The trial court granted the hospital’s motion for summary judgment, but on appeal the 1st District Appellate Court reversed and held that a question of fact existed on this issue. McCorry v. Evangelical Hospitals Corp., Ill.App.3d(No. 1-01-1227), decided on June 3, 2002). It found, "The hospital advertised itself as a full-care facility supplying quality health care." Id.

The ruling is another in a line of cases in Illinois and a trend across the country to find that hospitals can be held responsible for the negligent acts of independent physicians when it acts in a manner that would lead a reasonable person to conclude that the tortfeasor was an employee or agent of the institution and the plaintiff acts in reliance on that conduct.

In the last decade, Illinois has expanded on this concept of apparent agency. The courts examine whether the plaintiff "is seeking care from the hospital itself or whether the plaintiff is looking to the hospital merely as a place for his or her personal physician to provide medical care." Gilbert v. Sycamore Municipal Hospital, 156 Ill.2d 511, 525, 622, N.E.2d 788 (1993).

As sound as this approach may appear to be at first blush, it is becoming more and more difficult to make such a determination because the lines between apparent agency, respondeat superior, nondelegable duty, right to control and direct duty are blurring as a result of some hospitals’ actions.

First, it is clear that hospitals are hiring more and more physicians and other personnel as independent contractors in an effort to delegate what is a nondelegable duty to provide health care to the public. Avoiding liability for negligently provided care merely by contracting out the service should not be allowed by the courts and some have so held. Simmon v. Tuomey Medical Center, 341 S.C. 32, 533 S.E.2d 312 (2000).

Furthermore, public policy demonstrates that a great majority of the public looks to a hospital to provide all-inclusive health care needs; and it cannot be expected to figure out the technical complexities or nuances surrounding contractual or employment arrangements of a hospital and its various personnel. Often a person seeking medical care has no choice in choosing its health care provider, or disclaimers in forms may not be clear or even intelligible to a person who is only looking to get healthy.
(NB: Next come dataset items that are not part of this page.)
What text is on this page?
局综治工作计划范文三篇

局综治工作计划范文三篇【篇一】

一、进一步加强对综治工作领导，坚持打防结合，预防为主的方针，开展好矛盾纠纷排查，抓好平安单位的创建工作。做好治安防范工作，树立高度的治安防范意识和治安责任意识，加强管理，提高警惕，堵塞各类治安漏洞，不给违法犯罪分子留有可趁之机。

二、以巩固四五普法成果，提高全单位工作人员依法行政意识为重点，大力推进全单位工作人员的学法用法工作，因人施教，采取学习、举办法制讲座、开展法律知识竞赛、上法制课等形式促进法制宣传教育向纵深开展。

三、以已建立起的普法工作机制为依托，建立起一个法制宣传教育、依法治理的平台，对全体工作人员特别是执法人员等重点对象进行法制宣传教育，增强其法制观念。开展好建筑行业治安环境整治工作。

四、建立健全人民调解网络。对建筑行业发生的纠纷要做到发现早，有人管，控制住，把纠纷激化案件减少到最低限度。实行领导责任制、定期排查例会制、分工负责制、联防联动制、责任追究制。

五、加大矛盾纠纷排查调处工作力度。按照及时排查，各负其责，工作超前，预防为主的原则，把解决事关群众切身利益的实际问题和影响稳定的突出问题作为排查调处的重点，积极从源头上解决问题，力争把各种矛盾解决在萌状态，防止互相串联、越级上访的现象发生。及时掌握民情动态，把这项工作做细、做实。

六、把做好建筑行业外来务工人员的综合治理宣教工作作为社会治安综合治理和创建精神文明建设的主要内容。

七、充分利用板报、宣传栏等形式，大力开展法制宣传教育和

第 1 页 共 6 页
The modern medical institution is a complex operation, and it clear that it exists for a reason far beyond merely providing a place for treatment. They charge patients for a variety of services, including diagnosis, care treatment and therapy from a number of different medical professionals.

To place the burden on the patient, generally under a great deal of personal pressure, to sort out relationships and figure out those who are staff and those who are acting solely on their own is not realistic nor in keeping with the integrated nature of today’s health care providers.

Some courts have examined a hospital’s liability in light of its ability to control the actions of the physicians. Berel v. HCA Health Services, 81 S.W.2d 21 (Tex.Ct.App.1st Dist. 1994). In Corrigan v. Methodist Hospital, 874 F.Supp. 657 (E.D.Pa. 1995), the court found a hospital can be sued for negligently failing to oversee its doctors and failing to adopt and enforce adequate rules and policies.

If the hospital requires certain credentialing or review policies, as well as abiding by the hospital bylaws and continuing medical education requirements in order to practice there, court in some jurisdictions have held the hospital vicariously liable.

In fact, some jurisdictions have held a hospital directly liable for the failure of the institution to properly monitor and supervise the delivery of health care. Blanton v. Moses H. Cone Memorial Hospital, Inc., 319 N.C. 372, 354 S.E.2d 455 (1987); Raschel v. Rish, 110 A.D.2d 1067, 488 N.Y.S.2d 923 (App.Div.1985); Benedict v. St. Luke’s Hospitals, 365 N.W.2d 499 (N.D.1985).

Legal mechanisms involving contributory negligence already are in place in this state to apportion liability, and courts should be cognizant of hospitals attempting to delegate what should be a nondelegable duty in fashioning relationships to avoid responsibility.